И кроме того, большую роль в терпении страдания играет осмысленность. А смысл может быть очень разного уровня: например, у нас хватает выносливости, когда мы действительно стремимся к чему-то, когда что-то важно для нас. Тогда мы все забываем и делаем то, что для нас важнее, чем наша боль, наш комфорт, даже покой. И мы ведь постоянно что-то терпим, всякие мелкие неудобства, когда действительно стремимся достичь чего-то. Я не говорю о великих примерах, о стоиках, но все, что в духовной жизни мы называем аскетизмом, означает «тренировка» — и очевидно, что тренировка предполагает, что я буду принуждать себя изо всех сил, до предела своих возможностей отказаться от одного и делать другое. Бегун должен отложить временную лень, преодолеть усталость и прийти к каким-то результатам, в противном случае, если он не делает это настойчиво, он никогда не разовьет свое дыхание и мускулы. Это относится ко всем формам жизни. Мы постоянно, даже не сознавая того, находимся в состоянии аскетической тренировки. Эта ситуация становится проблемой, когда к ней примешивается нравственное или физическое страдание, и тогда нам приходится оценить некоторые моменты. Готов ли я сразу сдаться, что бы ни встретилось на моем пути? Готов ли я к поражению? Неужели мне недостает чувства собственного достоинства, чтобы противостать?

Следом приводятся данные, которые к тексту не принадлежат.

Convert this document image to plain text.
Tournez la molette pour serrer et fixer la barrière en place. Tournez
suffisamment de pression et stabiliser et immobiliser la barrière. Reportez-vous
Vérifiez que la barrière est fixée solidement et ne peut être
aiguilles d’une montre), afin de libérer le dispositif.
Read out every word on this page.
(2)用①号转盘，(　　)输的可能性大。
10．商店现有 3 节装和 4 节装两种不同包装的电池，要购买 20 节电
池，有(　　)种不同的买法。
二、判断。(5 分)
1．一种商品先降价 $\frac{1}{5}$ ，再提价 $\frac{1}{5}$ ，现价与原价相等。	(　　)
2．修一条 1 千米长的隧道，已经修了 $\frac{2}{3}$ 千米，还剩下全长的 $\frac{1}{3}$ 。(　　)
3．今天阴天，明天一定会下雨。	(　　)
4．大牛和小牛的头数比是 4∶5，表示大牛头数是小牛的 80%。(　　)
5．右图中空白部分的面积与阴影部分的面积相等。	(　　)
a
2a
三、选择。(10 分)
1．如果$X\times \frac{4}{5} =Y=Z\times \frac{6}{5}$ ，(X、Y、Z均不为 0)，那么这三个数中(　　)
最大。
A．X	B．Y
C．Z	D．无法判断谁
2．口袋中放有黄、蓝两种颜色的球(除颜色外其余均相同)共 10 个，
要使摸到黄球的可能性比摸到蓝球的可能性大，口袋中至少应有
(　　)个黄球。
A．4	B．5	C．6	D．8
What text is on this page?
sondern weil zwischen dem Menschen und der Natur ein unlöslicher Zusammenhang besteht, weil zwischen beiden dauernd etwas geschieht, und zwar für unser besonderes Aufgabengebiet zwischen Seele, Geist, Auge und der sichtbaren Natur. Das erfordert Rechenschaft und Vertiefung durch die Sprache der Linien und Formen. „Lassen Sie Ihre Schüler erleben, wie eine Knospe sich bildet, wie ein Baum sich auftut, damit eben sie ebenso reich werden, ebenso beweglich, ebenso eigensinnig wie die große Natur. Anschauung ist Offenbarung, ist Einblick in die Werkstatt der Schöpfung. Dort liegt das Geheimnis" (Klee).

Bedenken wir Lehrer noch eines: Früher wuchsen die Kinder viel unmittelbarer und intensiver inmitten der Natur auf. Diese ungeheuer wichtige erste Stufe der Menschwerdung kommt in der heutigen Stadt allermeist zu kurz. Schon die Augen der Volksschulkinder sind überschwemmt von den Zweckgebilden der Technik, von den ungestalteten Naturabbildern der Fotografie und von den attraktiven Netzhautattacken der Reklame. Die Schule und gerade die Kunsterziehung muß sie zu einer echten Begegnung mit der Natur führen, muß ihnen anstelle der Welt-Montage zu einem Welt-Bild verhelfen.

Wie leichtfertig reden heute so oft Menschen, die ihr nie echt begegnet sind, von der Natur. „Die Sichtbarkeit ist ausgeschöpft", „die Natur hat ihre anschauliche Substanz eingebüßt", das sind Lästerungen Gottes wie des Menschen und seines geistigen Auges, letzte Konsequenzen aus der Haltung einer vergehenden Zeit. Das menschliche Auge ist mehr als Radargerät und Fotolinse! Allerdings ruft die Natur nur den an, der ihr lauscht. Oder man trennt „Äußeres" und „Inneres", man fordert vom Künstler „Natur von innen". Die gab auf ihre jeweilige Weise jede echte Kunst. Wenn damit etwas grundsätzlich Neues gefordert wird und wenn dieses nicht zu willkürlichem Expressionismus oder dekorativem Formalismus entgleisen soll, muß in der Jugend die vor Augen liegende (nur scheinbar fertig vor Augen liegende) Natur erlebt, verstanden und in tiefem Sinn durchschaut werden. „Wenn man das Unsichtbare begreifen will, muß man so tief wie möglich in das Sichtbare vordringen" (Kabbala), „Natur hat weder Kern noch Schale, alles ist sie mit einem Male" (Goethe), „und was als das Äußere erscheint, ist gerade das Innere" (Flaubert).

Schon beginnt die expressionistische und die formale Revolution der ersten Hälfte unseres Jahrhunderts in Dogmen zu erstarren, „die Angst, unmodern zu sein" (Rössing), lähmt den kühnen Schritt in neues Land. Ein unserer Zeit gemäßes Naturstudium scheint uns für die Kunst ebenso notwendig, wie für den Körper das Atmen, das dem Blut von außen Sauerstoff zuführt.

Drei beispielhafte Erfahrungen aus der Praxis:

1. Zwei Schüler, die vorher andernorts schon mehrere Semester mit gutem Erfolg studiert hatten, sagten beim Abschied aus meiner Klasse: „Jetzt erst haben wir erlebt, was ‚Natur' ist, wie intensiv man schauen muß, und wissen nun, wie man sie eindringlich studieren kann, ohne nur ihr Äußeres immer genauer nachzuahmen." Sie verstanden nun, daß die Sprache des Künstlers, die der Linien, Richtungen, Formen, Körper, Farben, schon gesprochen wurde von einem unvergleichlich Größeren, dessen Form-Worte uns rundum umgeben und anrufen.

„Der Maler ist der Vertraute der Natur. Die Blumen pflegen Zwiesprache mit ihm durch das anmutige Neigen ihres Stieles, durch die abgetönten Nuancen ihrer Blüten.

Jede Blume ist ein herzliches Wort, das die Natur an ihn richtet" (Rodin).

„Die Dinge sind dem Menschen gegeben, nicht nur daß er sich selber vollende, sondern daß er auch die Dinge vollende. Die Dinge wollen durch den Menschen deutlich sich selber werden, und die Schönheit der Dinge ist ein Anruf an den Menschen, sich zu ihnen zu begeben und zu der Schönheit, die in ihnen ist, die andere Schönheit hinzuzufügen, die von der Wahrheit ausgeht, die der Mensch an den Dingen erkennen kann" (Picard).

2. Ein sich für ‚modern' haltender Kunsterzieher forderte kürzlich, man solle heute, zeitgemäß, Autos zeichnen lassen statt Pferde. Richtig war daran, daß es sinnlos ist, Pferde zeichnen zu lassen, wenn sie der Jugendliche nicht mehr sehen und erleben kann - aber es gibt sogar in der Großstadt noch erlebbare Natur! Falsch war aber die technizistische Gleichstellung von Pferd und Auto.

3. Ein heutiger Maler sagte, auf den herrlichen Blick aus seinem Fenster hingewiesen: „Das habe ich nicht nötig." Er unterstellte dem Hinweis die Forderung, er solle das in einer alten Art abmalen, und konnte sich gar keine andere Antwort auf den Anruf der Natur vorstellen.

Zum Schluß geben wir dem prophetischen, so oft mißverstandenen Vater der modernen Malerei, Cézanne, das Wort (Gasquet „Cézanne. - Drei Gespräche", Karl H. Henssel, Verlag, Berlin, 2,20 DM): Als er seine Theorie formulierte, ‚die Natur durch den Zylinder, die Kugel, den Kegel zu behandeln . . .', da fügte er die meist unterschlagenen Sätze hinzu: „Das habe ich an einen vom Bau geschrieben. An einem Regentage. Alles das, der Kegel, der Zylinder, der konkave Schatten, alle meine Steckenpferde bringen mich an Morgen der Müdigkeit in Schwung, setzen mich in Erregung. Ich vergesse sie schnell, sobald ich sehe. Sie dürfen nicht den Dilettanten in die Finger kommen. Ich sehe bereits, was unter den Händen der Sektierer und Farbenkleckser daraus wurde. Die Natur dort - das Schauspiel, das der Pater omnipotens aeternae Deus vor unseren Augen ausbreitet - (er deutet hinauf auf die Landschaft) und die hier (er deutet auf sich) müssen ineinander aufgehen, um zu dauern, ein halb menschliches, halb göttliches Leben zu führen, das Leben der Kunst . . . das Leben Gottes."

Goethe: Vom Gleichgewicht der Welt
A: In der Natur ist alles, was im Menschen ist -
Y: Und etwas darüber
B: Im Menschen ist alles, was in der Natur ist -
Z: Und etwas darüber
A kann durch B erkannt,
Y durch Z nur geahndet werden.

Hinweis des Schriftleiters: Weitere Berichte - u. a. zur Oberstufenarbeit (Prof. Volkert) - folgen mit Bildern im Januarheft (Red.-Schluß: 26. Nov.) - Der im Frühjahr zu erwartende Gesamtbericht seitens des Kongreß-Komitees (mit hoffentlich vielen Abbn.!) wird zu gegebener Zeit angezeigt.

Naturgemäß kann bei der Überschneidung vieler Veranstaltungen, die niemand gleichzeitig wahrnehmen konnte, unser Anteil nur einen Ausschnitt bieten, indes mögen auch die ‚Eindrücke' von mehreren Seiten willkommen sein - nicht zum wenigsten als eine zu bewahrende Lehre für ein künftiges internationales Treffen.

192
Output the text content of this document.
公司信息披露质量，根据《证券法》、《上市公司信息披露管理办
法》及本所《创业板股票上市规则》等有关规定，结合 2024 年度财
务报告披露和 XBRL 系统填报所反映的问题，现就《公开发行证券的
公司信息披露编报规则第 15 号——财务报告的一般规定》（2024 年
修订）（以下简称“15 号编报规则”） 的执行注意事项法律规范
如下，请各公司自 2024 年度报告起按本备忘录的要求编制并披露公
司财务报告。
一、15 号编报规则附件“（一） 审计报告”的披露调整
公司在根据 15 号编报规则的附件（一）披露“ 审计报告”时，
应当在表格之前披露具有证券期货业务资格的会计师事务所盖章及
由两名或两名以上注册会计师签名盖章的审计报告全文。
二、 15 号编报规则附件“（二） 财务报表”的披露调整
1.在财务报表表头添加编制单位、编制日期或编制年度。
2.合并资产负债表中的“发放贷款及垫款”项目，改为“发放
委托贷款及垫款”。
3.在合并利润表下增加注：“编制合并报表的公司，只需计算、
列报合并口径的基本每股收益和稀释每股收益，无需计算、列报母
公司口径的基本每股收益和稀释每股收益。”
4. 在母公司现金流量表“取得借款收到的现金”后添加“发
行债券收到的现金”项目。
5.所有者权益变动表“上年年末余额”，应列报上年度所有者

Я не хочу сказать, что можно построить настоящую внутреннюю жизнь, прочную и полноценную, на гордости, но на чувстве собственного достоинства — да, можно. И порой даже предполагаемое страдание может быть побеждено этим чувством достоинства. Помню, во время освобождения Парижа мне предстояло пересечь совершенно пустой мост. Вся беда была в том, что на другом его конце стоял пулемет, — собственно, поэтому-то мост был безлюдный. Но идти надо было. И помню, стоя на четвереньках за углом, я подумал: как быть? Можно ползти, а можно идти… И вдруг я представил себе, как унизительно ползти по пустому мосту — надо мной небо, вокруг весь город, и всего-то впереди эта нелепая штука, которая может вовсе и не выстрелить! Встать и пойти меня побудило не мужество, мне просто стало стыдно, когда я представил себе, как нелепо будет ползти на животе 500 ярдов, в то время как ничего не происходит. Я думаю, что очень часто, если бы мы посмотрели на себя и подумали: не выгляжу ли я нелепо? — мы бы ответили: да, потому что страшусь чего-то (что может вовсе не произойти) и не готов к этому.